Of the charming woman here described who subsequently became the third wife of Beaumarchais we shall have occasion to speak later. For the present, his situation was such that marriage was out of the question, their union was not solemnized until later. Their one and only daughter, Eugénie, was born in 1777. She was the darling of her father, the source of his deepest happiness and the cause of his cruelest suffering. It was for her that we shall find him, old and broken in health, setting himself with almost juvenile vigor, at the time of his return from exile after the Reign of Terror, to gather together the shattered remains of his fortune.
At the moment of his triumph in 1774, flattered, praised, and loved as we have seen him, this condition was offset not only by the judgment of parliament which ruined his career, but by a domestic trouble which was at that moment preparing for him.
His father’s health had been so shattered by the terrible strain through which he had been obliged to pass by the succession of calamities which had befallen his son that in the end the vigor of his mind became impaired.

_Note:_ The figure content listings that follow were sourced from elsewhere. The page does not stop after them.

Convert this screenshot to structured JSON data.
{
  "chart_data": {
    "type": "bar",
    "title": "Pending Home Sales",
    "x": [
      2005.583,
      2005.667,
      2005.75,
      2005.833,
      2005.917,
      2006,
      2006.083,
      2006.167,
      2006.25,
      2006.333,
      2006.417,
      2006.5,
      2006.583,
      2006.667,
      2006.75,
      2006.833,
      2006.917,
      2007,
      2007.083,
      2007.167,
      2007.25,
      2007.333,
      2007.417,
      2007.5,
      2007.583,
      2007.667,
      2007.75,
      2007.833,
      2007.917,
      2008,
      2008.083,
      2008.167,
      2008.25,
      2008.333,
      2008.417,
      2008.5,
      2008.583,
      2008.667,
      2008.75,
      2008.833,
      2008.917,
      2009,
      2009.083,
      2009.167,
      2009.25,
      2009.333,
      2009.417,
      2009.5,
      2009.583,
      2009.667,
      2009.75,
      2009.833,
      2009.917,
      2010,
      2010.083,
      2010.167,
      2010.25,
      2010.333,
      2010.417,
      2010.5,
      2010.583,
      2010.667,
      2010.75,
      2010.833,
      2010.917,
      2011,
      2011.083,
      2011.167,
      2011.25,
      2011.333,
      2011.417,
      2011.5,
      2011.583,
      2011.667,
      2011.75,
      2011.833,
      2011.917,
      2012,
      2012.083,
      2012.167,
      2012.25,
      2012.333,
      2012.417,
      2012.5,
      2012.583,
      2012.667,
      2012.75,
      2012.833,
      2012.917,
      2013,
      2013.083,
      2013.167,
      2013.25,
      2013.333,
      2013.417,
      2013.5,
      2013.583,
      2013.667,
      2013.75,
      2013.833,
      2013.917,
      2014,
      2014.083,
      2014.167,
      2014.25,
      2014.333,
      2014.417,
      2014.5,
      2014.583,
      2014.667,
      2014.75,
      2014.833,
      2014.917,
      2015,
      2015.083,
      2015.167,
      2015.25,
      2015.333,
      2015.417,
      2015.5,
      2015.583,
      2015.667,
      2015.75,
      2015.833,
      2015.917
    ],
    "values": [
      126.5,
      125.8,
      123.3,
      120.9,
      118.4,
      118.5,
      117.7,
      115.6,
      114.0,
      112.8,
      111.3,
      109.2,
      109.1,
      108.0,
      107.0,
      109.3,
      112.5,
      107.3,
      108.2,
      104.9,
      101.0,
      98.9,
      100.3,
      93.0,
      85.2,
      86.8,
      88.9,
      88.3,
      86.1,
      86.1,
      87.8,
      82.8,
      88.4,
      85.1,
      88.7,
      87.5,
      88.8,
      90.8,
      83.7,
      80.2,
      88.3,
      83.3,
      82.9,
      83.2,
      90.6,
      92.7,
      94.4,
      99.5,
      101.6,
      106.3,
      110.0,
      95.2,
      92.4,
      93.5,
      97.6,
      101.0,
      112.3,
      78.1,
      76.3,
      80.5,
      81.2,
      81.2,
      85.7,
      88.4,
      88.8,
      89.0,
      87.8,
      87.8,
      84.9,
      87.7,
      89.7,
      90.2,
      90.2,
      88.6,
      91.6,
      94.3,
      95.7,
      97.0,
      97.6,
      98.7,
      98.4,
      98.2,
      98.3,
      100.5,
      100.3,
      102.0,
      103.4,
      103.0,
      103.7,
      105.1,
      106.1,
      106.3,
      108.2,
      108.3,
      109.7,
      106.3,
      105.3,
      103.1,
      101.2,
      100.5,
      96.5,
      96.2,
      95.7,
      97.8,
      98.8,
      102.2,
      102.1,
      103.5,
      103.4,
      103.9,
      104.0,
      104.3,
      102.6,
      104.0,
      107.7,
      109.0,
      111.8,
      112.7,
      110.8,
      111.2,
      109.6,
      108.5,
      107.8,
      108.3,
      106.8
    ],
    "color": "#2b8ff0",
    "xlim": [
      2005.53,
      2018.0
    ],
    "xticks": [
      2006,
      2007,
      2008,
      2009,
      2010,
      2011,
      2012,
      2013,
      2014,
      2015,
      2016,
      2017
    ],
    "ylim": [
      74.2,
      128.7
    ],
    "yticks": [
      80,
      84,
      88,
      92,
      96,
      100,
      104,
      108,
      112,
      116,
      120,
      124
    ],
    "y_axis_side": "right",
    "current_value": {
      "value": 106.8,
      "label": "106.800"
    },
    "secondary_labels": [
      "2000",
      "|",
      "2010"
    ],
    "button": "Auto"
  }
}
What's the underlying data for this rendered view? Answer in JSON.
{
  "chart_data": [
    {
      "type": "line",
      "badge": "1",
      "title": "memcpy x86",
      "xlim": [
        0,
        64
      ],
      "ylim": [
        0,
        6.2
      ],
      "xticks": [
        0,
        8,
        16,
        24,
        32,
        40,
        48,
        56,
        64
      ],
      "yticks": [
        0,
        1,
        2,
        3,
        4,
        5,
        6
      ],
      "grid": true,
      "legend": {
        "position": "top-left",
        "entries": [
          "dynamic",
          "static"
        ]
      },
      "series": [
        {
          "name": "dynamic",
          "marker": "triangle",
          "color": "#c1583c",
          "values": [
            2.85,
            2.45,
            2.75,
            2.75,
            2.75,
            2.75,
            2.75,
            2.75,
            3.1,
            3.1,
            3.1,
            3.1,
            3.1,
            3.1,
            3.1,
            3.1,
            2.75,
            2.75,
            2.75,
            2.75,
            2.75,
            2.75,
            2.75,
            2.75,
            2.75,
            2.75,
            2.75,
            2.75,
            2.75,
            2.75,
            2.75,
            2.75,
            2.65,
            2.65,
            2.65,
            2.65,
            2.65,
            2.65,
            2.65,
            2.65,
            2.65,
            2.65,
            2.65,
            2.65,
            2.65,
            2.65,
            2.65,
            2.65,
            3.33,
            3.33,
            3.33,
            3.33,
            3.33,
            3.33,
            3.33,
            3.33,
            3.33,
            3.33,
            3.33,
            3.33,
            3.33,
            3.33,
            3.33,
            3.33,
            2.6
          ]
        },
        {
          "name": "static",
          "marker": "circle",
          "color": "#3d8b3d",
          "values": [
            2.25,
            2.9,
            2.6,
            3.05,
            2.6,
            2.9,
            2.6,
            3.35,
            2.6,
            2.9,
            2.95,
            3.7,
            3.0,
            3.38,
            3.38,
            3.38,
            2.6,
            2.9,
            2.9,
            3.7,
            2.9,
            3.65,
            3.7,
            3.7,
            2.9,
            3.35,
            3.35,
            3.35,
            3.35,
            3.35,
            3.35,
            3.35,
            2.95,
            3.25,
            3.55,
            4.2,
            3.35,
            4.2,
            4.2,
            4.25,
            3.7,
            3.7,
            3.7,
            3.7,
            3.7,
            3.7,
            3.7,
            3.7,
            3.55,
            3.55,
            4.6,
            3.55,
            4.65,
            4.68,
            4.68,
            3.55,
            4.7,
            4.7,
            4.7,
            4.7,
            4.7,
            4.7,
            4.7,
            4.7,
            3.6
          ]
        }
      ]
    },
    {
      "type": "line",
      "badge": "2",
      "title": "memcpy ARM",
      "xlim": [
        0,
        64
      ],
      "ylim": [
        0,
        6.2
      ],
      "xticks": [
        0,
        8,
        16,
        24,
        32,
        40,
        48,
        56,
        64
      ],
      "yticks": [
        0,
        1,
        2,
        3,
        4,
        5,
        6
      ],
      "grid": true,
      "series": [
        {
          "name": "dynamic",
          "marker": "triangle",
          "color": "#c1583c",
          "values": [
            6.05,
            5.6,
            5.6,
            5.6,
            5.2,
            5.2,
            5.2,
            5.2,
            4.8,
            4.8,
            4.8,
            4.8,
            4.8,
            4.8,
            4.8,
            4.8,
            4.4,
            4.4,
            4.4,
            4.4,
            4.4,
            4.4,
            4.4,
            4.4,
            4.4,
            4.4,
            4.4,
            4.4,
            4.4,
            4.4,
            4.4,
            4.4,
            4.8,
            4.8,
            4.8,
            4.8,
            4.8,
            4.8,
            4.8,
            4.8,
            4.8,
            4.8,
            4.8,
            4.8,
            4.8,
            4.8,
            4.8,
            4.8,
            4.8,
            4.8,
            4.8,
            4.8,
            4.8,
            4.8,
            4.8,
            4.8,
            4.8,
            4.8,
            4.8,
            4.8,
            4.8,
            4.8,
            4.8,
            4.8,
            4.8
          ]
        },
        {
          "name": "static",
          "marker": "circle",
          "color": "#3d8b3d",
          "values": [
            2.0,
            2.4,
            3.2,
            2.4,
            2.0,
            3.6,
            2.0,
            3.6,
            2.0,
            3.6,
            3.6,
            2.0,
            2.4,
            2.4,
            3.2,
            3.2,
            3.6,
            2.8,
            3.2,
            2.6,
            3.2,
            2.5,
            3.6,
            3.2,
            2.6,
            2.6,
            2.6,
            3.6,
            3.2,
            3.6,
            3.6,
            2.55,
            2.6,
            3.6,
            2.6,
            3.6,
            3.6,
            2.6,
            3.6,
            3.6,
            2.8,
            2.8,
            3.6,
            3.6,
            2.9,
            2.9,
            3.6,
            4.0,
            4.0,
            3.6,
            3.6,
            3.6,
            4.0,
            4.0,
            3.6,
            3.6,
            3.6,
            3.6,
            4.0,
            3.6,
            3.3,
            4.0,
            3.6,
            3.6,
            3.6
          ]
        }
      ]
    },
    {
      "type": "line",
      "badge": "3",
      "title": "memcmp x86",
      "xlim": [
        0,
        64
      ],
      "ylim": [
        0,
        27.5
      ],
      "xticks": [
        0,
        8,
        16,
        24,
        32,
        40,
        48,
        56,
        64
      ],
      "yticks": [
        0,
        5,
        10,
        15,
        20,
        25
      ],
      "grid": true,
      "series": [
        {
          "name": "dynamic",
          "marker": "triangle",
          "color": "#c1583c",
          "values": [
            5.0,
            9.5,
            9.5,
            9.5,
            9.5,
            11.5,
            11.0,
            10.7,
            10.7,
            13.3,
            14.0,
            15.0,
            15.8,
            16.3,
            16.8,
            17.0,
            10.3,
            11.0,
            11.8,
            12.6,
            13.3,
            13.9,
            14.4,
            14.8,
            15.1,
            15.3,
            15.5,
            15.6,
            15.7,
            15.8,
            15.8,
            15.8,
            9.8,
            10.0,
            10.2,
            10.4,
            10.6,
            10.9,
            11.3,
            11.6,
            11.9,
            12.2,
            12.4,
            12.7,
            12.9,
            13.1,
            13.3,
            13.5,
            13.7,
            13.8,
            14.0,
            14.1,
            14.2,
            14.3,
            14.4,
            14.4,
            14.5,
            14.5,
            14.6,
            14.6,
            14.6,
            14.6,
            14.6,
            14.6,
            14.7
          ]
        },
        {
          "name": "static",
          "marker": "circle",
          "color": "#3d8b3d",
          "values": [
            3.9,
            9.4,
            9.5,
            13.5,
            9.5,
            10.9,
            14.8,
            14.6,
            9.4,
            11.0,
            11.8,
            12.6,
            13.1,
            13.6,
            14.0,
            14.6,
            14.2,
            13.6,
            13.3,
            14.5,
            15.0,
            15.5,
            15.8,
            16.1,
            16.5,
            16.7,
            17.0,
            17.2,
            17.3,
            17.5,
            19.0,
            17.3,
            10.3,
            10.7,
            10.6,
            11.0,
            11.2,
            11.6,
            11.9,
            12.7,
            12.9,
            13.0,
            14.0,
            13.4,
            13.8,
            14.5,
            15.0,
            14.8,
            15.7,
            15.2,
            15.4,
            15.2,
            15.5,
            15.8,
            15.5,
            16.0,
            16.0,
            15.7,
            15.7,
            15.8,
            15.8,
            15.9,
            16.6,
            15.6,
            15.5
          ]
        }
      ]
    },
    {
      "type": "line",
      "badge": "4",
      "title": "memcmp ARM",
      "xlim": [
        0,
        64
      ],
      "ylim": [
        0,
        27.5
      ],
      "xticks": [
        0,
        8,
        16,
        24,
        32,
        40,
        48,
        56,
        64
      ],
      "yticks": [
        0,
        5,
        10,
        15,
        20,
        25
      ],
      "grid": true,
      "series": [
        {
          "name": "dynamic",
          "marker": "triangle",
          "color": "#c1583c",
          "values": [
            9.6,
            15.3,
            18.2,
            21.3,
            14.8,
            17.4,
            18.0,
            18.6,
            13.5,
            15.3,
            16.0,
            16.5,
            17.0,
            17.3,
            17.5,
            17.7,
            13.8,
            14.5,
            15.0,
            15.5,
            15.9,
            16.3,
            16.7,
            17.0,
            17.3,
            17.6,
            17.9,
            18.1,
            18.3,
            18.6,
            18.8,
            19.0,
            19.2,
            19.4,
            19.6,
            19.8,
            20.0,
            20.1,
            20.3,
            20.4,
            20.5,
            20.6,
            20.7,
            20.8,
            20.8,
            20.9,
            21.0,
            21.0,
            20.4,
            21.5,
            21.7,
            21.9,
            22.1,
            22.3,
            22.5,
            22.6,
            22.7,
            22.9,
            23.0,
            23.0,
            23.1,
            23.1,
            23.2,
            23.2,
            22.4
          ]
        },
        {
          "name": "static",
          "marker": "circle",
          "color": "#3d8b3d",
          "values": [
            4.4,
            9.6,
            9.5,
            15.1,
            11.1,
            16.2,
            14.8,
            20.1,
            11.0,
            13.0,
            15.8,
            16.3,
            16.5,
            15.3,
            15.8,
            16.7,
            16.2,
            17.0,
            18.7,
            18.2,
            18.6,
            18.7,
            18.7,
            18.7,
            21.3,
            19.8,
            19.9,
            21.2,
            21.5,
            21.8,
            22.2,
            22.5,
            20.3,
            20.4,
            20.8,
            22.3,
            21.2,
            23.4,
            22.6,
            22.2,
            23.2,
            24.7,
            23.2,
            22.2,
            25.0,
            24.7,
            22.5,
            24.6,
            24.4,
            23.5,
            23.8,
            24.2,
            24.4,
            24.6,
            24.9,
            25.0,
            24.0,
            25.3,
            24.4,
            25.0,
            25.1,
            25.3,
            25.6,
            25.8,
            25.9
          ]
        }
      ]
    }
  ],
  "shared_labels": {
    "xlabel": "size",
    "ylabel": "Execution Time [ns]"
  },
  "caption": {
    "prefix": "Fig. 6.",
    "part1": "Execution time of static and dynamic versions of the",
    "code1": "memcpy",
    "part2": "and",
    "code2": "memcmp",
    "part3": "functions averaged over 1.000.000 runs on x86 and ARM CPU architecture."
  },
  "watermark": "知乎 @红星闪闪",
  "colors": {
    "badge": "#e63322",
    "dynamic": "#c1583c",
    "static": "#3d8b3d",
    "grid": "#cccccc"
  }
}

It was thus that shortly before his death in 1775, at seventy-seven years of age, without the knowledge of his son, he united himself in marriage with the woman who had been provided for him, as caretaker. M. de Loménie says of this individual, “She was a cunning old maid, who made him marry her in the hope of being ransomed by Beaumarchais.
“Profiting by the weakness of the old man, she had had assigned to her in their contract of marriage, the dowry and the part of a child. However, the elder Caron left no fortune. The portion which he had received from his second wife had gone towards partly covering the advances made to him by his son who in addition gave him a lifetime pension. A written settlement guaranteed Beaumarchais; but the third wife of the elder Caron, speculating upon the celebrity of the son and his repugnance to a suit of such a nature at the very moment when he had scarcely recovered himself from the suit Goëzman, threatened to attack the settlement and to make a noise.
“For the first time in his life,” continues Loménie, “Beaumarchais capitulated before an adversary and disembarrassed himself by means of 6,000 francs of the person in question, a person, by the way, very subtle, very daring, and assez spirituelle, to judge from her letters.
“Upon the package of documents relating to this affair I find written in the hand of Beaumarchais these words: ‘Infamie de la veuve de mon père pardonnée’ (Infamy of the widow of my father, pardoned). It is to the influence of this rusée commère that we must attribute the only moment of misunderstanding between the father and the son during an intimate correspondence which embraced the last fifteen years of the life of the former; and it must be added that the misunderstanding lasted but a moment, because the letter of the father on his death-bed which has already been cited proves that harmony had been completely re-established between them at the time of the death of the elder Caron towards the end of August, 1775.”